Explain Codes LogoExplain Codes Logo

How do I combine two dataframes?

python
dataframe
pandas
data-merging
Anton ShumikhinbyAnton Shumikhin·Feb 11, 2025
TLDR

Merge DataFrames vertically or horizontally using pd.concat:

combined_vertical = pd.concat([df1, df2]) combined_horizontal = pd.concat([df1, df2], axis=1)

Join them based on a common key using pd.merge:

combined = pd.merge(df1, df2, on='key')

With pd.concat you can stack dataframes, whereas pd.merge allows you to join dataframes similarly to SQL joins. Just remember to choose the right keys for joining and decide whether to keep original index or reset them in concat.

Key techniques of Combining DataFrames

To keep original indexes after appending dataframes, you may use ignore_index parameter:

df_merged = df1.append(df2, ignore_index=False) # Original index from both dataframes is preserved. # 'Cuz we love originals, don't we? Just like Pythons love indentation!

While dealing with multiple dataframes, just wrap them into a list before concatenation:

dataframes = [df1, df2, df3] combined = pd.concat(dataframes, ignore_index=True) # Combining three dataframes - because life is better in threes!

For updating data from df2 into df1, just use the update() function:

df1.update(df2) # df1 gets a makeover, courtesy of df2!

Remember, before updating, set the corresponding index first.

Special Cases to Consider

Combining with Duplicates

Want to remove duplicates while combining? Use drop_duplicates(). Just remember, pandas won't do it by default (it's a bit lazy like us, sometimes).

combined = pd.concat([df1, df2]).drop_duplicates().reset_index(drop=True) # De-duplication: because we like to keep things neat and tidy!

Dealing with Overlapping Data

DataFrame got some intersecting data? Use combine_first() to fill null values with values from another DataFrame.
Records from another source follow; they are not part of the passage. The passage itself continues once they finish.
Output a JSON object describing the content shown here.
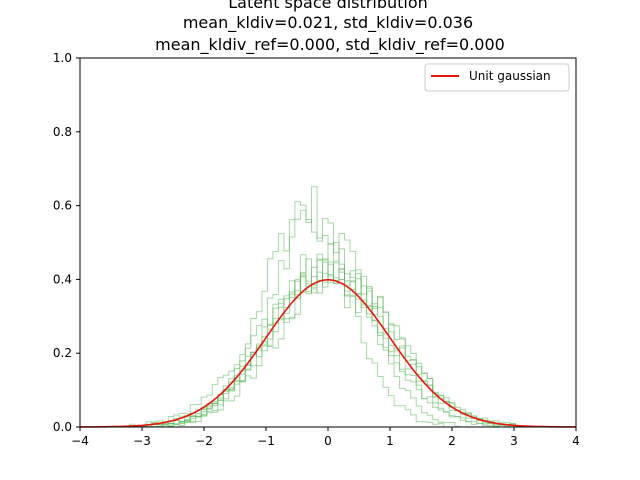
{
  "chart_data": {
    "type": "line",
    "title_lines": [
      "Latent space distribution",
      "mean_kldiv=0.021, std_kldiv=0.036",
      "mean_kldiv_ref=0.000, std_kldiv_ref=0.000"
    ],
    "xlabel": "",
    "ylabel": "",
    "xlim": [
      -4,
      4
    ],
    "ylim": [
      0,
      1.0
    ],
    "xticks": [
      -4,
      -3,
      -2,
      -1,
      0,
      1,
      2,
      3,
      4
    ],
    "xtick_labels": [
      "−4",
      "−3",
      "−2",
      "−1",
      "0",
      "1",
      "2",
      "3",
      "4"
    ],
    "yticks": [
      0.0,
      0.2,
      0.4,
      0.6,
      0.8,
      1.0
    ],
    "ytick_labels": [
      "0.0",
      "0.2",
      "0.4",
      "0.6",
      "0.8",
      "1.0"
    ],
    "grid": false,
    "legend_position": "top-right",
    "reference_curve": {
      "name": "Unit gaussian",
      "color": "#e8160c",
      "mu": 0,
      "sigma": 1
    },
    "histogram_color": "#5cb85c",
    "histograms": [
      {
        "mu": -0.35,
        "sigma": 0.7,
        "peak": 0.6
      },
      {
        "mu": 0.05,
        "sigma": 0.95,
        "peak": 0.43
      },
      {
        "mu": -0.15,
        "sigma": 0.75,
        "peak": 0.56
      },
      {
        "mu": 0.1,
        "sigma": 0.98,
        "peak": 0.42
      },
      {
        "mu": -0.05,
        "sigma": 0.88,
        "peak": 0.46
      },
      {
        "mu": 0.0,
        "sigma": 1.0,
        "peak": 0.4
      },
      {
        "mu": 0.15,
        "sigma": 0.92,
        "peak": 0.44
      },
      {
        "mu": -0.2,
        "sigma": 0.97,
        "peak": 0.41
      }
    ]
  }
}
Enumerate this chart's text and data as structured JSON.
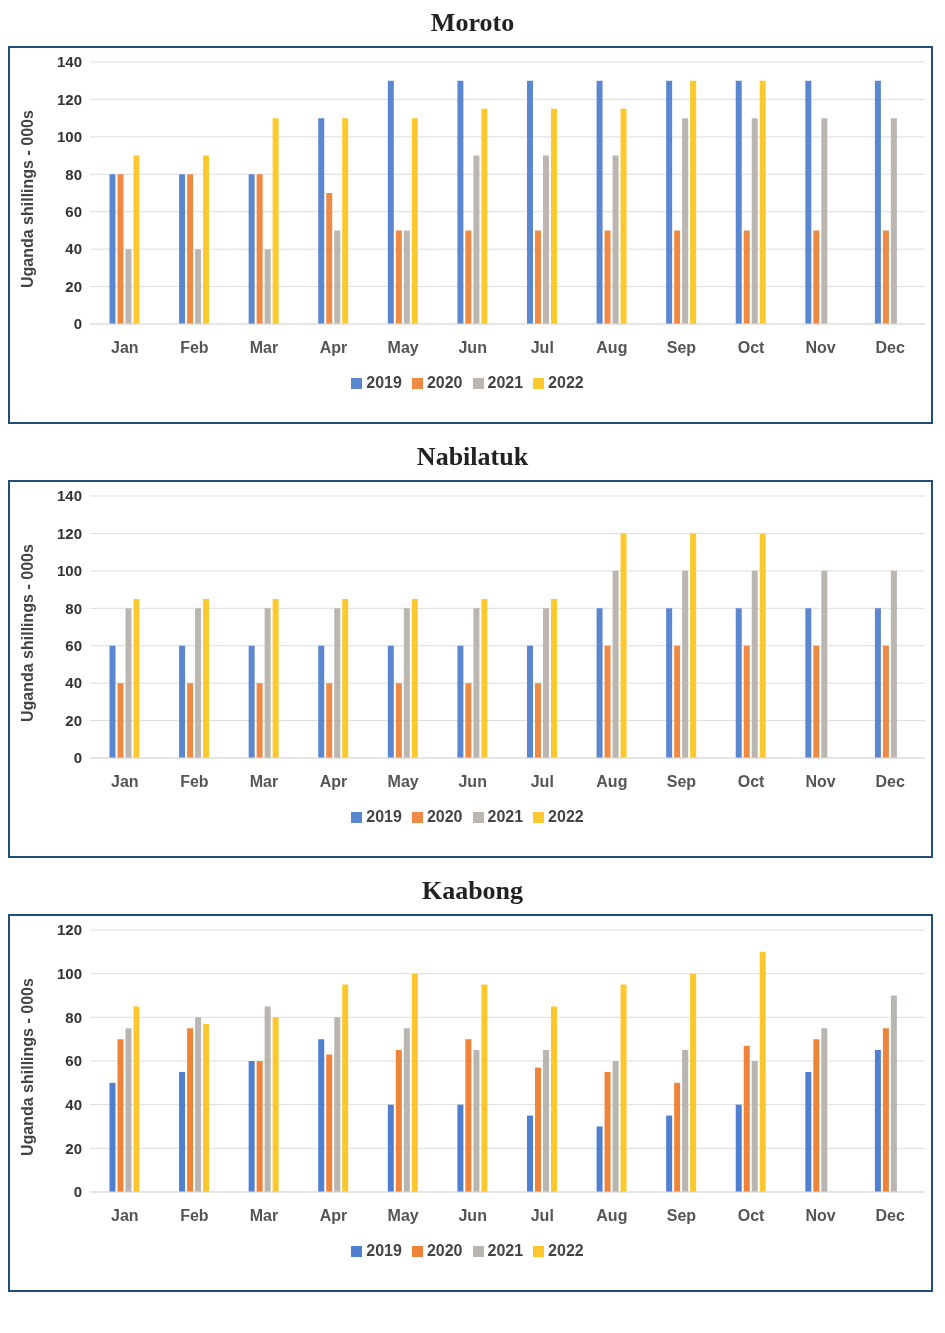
{
  "chart_data": [
    {
      "type": "bar",
      "title": "Moroto",
      "ylabel": "Uganda shillings - 000s",
      "categories": [
        "Jan",
        "Feb",
        "Mar",
        "Apr",
        "May",
        "Jun",
        "Jul",
        "Aug",
        "Sep",
        "Oct",
        "Nov",
        "Dec"
      ],
      "ylim": [
        0,
        140
      ],
      "yticks": [
        0,
        20,
        40,
        60,
        80,
        100,
        120,
        140
      ],
      "grid": "y",
      "legend": "bottom",
      "series": [
        {
          "name": "2019",
          "color": "#5b87d0",
          "values": [
            80,
            80,
            80,
            110,
            130,
            130,
            130,
            130,
            130,
            130,
            130,
            130
          ]
        },
        {
          "name": "2020",
          "color": "#ef8a45",
          "values": [
            80,
            80,
            80,
            70,
            50,
            50,
            50,
            50,
            50,
            50,
            50,
            50
          ]
        },
        {
          "name": "2021",
          "color": "#bbb6b0",
          "values": [
            40,
            40,
            40,
            50,
            50,
            90,
            90,
            90,
            110,
            110,
            110,
            110
          ]
        },
        {
          "name": "2022",
          "color": "#fbc92d",
          "values": [
            90,
            90,
            110,
            110,
            110,
            115,
            115,
            115,
            130,
            130,
            null,
            null
          ]
        }
      ]
    },
    {
      "type": "bar",
      "title": "Nabilatuk",
      "ylabel": "Uganda shillings - 000s",
      "categories": [
        "Jan",
        "Feb",
        "Mar",
        "Apr",
        "May",
        "Jun",
        "Jul",
        "Aug",
        "Sep",
        "Oct",
        "Nov",
        "Dec"
      ],
      "ylim": [
        0,
        140
      ],
      "yticks": [
        0,
        20,
        40,
        60,
        80,
        100,
        120,
        140
      ],
      "grid": "y",
      "legend": "bottom",
      "series": [
        {
          "name": "2019",
          "color": "#5b87d0",
          "values": [
            60,
            60,
            60,
            60,
            60,
            60,
            60,
            80,
            80,
            80,
            80,
            80
          ]
        },
        {
          "name": "2020",
          "color": "#ef8a45",
          "values": [
            40,
            40,
            40,
            40,
            40,
            40,
            40,
            60,
            60,
            60,
            60,
            60
          ]
        },
        {
          "name": "2021",
          "color": "#bbb6b0",
          "values": [
            80,
            80,
            80,
            80,
            80,
            80,
            80,
            100,
            100,
            100,
            100,
            100
          ]
        },
        {
          "name": "2022",
          "color": "#fbc92d",
          "values": [
            85,
            85,
            85,
            85,
            85,
            85,
            85,
            120,
            120,
            120,
            null,
            null
          ]
        }
      ]
    },
    {
      "type": "bar",
      "title": "Kaabong",
      "ylabel": "Uganda shillings - 000s",
      "categories": [
        "Jan",
        "Feb",
        "Mar",
        "Apr",
        "May",
        "Jun",
        "Jul",
        "Aug",
        "Sep",
        "Oct",
        "Nov",
        "Dec"
      ],
      "ylim": [
        0,
        120
      ],
      "yticks": [
        0,
        20,
        40,
        60,
        80,
        100,
        120
      ],
      "grid": "y",
      "legend": "bottom",
      "series": [
        {
          "name": "2019",
          "color": "#4f7fd0",
          "values": [
            50,
            55,
            60,
            70,
            40,
            40,
            35,
            30,
            35,
            40,
            55,
            65
          ]
        },
        {
          "name": "2020",
          "color": "#f0833a",
          "values": [
            70,
            75,
            60,
            63,
            65,
            70,
            57,
            55,
            50,
            67,
            70,
            75
          ]
        },
        {
          "name": "2021",
          "color": "#b9b5b0",
          "values": [
            75,
            80,
            85,
            80,
            75,
            65,
            65,
            60,
            65,
            60,
            75,
            90
          ]
        },
        {
          "name": "2022",
          "color": "#fcc72c",
          "values": [
            85,
            77,
            80,
            95,
            100,
            95,
            85,
            95,
            100,
            110,
            null,
            null
          ]
        }
      ]
    }
  ]
}
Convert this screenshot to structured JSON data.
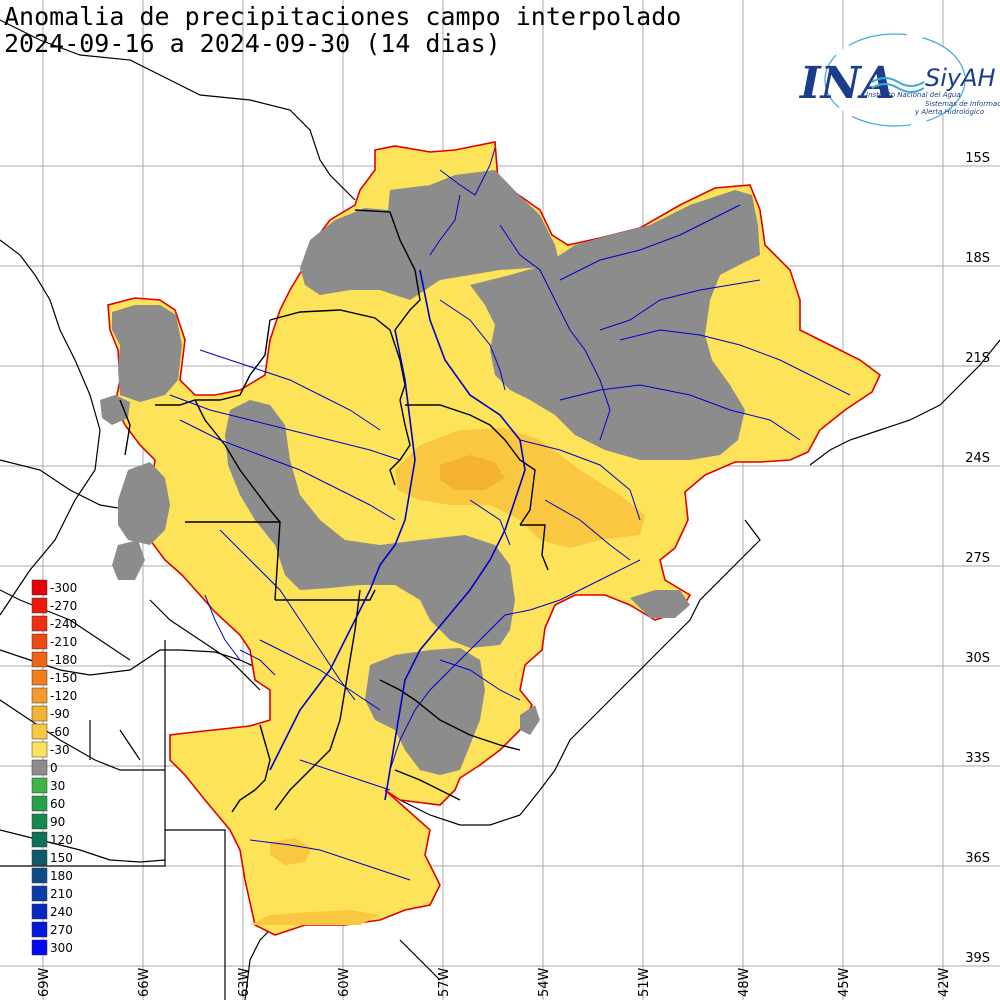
{
  "title": {
    "line1": "Anomalia de precipitaciones campo interpolado",
    "line2": "2024-09-16 a 2024-09-30 (14 dias)"
  },
  "logo": {
    "ina": "INA",
    "siyah": "SiyAH",
    "line1": "Instituto Nacional del Agua",
    "line2": "Sistemas de Información",
    "line3": "y Alerta Hidrológico",
    "color": "#1a3e8c",
    "accent": "#3fa9d8"
  },
  "axes": {
    "lat_ticks": [
      "15S",
      "18S",
      "21S",
      "24S",
      "27S",
      "30S",
      "33S",
      "36S",
      "39S"
    ],
    "lon_ticks": [
      "69W",
      "66W",
      "63W",
      "60W",
      "57W",
      "54W",
      "51W",
      "48W",
      "45W",
      "42W"
    ],
    "grid": true
  },
  "legend": {
    "items": [
      {
        "label": "-300",
        "color": "#e8000a"
      },
      {
        "label": "-270",
        "color": "#ea1a0c"
      },
      {
        "label": "-240",
        "color": "#ec3010"
      },
      {
        "label": "-210",
        "color": "#ee4a14"
      },
      {
        "label": "-180",
        "color": "#f06418"
      },
      {
        "label": "-150",
        "color": "#f27e1e"
      },
      {
        "label": "-120",
        "color": "#f49a28"
      },
      {
        "label": "-90",
        "color": "#f6b232"
      },
      {
        "label": "-60",
        "color": "#f9c840"
      },
      {
        "label": "-30",
        "color": "#fde35a"
      },
      {
        "label": "0",
        "color": "#8c8c8c"
      },
      {
        "label": "30",
        "color": "#3cb44a"
      },
      {
        "label": "60",
        "color": "#27a04a"
      },
      {
        "label": "90",
        "color": "#168850"
      },
      {
        "label": "120",
        "color": "#0e7058"
      },
      {
        "label": "150",
        "color": "#0c5c6a"
      },
      {
        "label": "180",
        "color": "#0c4c88"
      },
      {
        "label": "210",
        "color": "#0a3ca8"
      },
      {
        "label": "240",
        "color": "#0828c4"
      },
      {
        "label": "270",
        "color": "#0618dc"
      },
      {
        "label": "300",
        "color": "#0408f4"
      }
    ]
  },
  "colors": {
    "dry": "#fde35a",
    "dry_more": "#f6b232",
    "normal": "#8c8c8c",
    "basin_outline": "#e00000",
    "rivers": "#0000cc",
    "borders": "#000000"
  }
}
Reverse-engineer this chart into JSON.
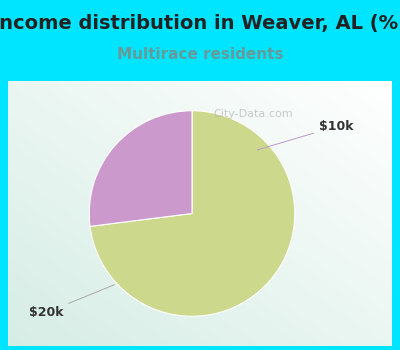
{
  "title": "Income distribution in Weaver, AL (%)",
  "subtitle": "Multirace residents",
  "slices": [
    0.73,
    0.27
  ],
  "labels": [
    "$20k",
    "$10k"
  ],
  "colors": [
    "#ccd98c",
    "#cc99cc"
  ],
  "label_colors": [
    "#333333",
    "#333333"
  ],
  "background_color": "#00e5ff",
  "chart_bg_left": "#d6ede6",
  "chart_bg_right": "#ffffff",
  "title_fontsize": 14,
  "subtitle_fontsize": 11,
  "subtitle_color": "#669999",
  "start_angle": 90,
  "watermark": "City-Data.com"
}
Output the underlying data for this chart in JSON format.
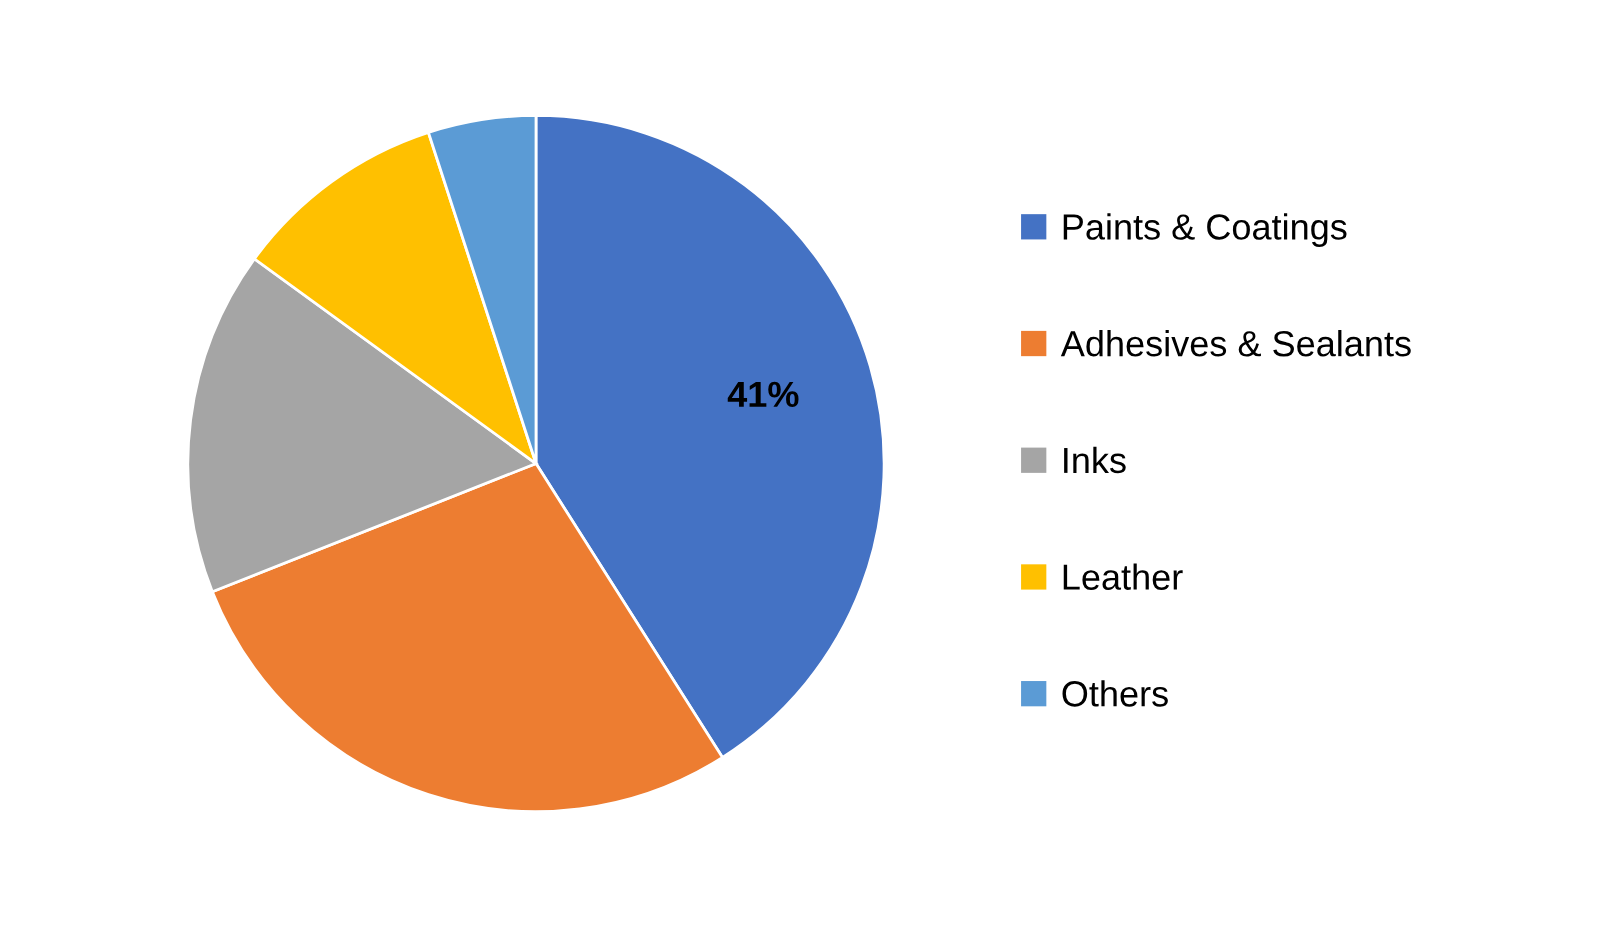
{
  "chart_data": {
    "type": "pie",
    "categories": [
      "Paints & Coatings",
      "Adhesives & Sealants",
      "Inks",
      "Leather",
      "Others"
    ],
    "values": [
      41,
      28,
      16,
      10,
      5
    ],
    "colors": [
      "#4472c4",
      "#ed7d31",
      "#a5a5a5",
      "#ffc000",
      "#5b9bd5"
    ],
    "value_labels": [
      "41%",
      null,
      null,
      null,
      null
    ],
    "legend": "right"
  }
}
df_combined = df1.combine_first(df2) # Some don't like overlapping... Unless it fills in the gaps!

Merging on Multiple Keys

Joining dataframes on more than one key? Use pd.merge() and define multiple keys:

combined = pd.merge(df1, df2, left_on=['key1', 'key2'], right_on=['key3', 'key4'], how='inner') # Because two keys are better than one... usually!